In de traverse wordt het paard gepositioneerd en gebogen in de bewegingsrichting. De voorhand blijft op de hoefslag, de achterhand staat ongeveer 30 graden naar de binnenkant van de baan en de achterbenen zijn gekruist. De eerste stappen in de traverse kunnen het gemakkelijkst worden ontwikkeld wanneer het paard heeft geleerd het kruis naar binnen te trekken met de krop over de rug geschoven. Dit kun je het beste oefenen op de planken: als je aan de binnenkant van het paard staat, haal je de schakelaar over de rug van het paard en tik je op de achterhand. Prijs je paard als het nu met zijn achterhand naar binnen stapt! Het vergt natuurlijk veel oefening voordat deze eerste stappen een correcte traverse met positie en buiging worden!

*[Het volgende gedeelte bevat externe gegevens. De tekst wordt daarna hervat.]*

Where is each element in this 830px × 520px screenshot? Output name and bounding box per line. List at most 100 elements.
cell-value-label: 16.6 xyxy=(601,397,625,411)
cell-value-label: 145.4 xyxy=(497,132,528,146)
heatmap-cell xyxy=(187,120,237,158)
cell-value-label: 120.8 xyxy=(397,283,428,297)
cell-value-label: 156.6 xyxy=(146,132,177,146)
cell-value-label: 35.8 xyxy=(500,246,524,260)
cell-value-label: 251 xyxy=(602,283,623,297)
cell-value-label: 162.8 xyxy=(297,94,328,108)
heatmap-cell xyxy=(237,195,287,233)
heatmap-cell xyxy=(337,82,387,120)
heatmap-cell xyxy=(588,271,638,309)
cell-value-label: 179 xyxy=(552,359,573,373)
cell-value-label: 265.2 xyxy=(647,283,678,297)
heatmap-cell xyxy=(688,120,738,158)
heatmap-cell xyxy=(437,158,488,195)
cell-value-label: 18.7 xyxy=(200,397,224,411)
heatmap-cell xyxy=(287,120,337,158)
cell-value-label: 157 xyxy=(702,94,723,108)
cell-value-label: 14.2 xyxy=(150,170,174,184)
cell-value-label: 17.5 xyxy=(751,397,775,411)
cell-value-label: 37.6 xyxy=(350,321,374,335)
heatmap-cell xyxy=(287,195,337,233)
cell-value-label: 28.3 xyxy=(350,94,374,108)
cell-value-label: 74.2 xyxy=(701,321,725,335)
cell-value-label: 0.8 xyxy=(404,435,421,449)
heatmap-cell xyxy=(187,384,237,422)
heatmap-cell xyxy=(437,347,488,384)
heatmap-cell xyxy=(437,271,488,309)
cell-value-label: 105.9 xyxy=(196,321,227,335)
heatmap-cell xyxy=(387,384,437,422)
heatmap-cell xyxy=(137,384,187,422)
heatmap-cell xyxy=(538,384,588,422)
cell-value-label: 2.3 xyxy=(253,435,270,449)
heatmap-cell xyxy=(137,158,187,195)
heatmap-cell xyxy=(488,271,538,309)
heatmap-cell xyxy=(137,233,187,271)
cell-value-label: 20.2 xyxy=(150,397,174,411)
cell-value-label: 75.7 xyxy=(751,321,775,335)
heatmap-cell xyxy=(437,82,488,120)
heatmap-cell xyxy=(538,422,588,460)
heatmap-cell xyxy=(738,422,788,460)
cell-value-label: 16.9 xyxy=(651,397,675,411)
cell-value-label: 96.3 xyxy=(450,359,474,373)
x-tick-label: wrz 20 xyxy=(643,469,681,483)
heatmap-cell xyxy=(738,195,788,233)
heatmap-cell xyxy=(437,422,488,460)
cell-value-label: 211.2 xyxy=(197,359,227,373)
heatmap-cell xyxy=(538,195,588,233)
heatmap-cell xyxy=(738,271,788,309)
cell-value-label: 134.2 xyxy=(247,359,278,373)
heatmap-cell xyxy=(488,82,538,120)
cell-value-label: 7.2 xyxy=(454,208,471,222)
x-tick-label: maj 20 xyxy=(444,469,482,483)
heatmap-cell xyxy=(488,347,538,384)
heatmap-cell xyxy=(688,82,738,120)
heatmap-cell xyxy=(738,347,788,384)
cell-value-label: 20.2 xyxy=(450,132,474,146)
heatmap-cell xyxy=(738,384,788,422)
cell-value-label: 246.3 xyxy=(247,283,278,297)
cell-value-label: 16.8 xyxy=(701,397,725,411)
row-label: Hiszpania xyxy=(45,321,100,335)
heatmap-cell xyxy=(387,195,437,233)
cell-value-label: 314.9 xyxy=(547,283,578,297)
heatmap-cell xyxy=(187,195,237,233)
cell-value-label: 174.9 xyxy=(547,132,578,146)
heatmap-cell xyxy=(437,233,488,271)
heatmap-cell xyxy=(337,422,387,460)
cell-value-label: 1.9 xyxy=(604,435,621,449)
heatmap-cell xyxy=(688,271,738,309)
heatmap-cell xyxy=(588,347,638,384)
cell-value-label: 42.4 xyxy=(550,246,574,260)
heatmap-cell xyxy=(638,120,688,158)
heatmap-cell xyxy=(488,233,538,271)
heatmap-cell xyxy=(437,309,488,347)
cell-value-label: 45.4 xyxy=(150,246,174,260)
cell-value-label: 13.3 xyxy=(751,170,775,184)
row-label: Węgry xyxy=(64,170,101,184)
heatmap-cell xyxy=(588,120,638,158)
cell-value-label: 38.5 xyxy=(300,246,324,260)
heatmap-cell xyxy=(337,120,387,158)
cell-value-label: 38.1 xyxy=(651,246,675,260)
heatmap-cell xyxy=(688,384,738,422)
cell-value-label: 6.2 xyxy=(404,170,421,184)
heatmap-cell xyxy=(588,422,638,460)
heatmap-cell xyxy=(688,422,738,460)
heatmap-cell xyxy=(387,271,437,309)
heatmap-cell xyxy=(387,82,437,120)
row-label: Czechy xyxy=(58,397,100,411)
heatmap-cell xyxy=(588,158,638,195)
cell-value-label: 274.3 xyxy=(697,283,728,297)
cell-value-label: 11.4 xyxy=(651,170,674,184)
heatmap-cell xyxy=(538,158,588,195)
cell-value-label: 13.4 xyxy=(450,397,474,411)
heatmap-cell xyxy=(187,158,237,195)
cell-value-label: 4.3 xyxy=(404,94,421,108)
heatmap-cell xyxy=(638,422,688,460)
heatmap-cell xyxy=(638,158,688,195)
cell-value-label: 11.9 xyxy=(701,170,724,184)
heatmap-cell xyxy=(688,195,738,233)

Silke behling is freelance redacteur en werkt in zowel boeken als tijdschriften. Haar publicaties variëren van specialistische boeken tot tijdschriftartikelen. Als afgestudeerd lerares is het gebied van onderwijs en kinderen bijzonder belangrijk voor haar, daarom schrijft ze al vele jaren voor het kindertijdschrift "Piaffino". Als gediplomeerd paardenfysiotherapeut (DIPO) biedt ze ook acupunctuur en fysiotherapie aan voor paarden en honden in de omgeving van Osnabrück. Ze geniet van haar vrije tijd met haar nu 24-jarige Arabische paard El Santee, met wie ze tot 120 kilometer lange endurance wedstrijden reed, en haar twee honden Lotta en Easy.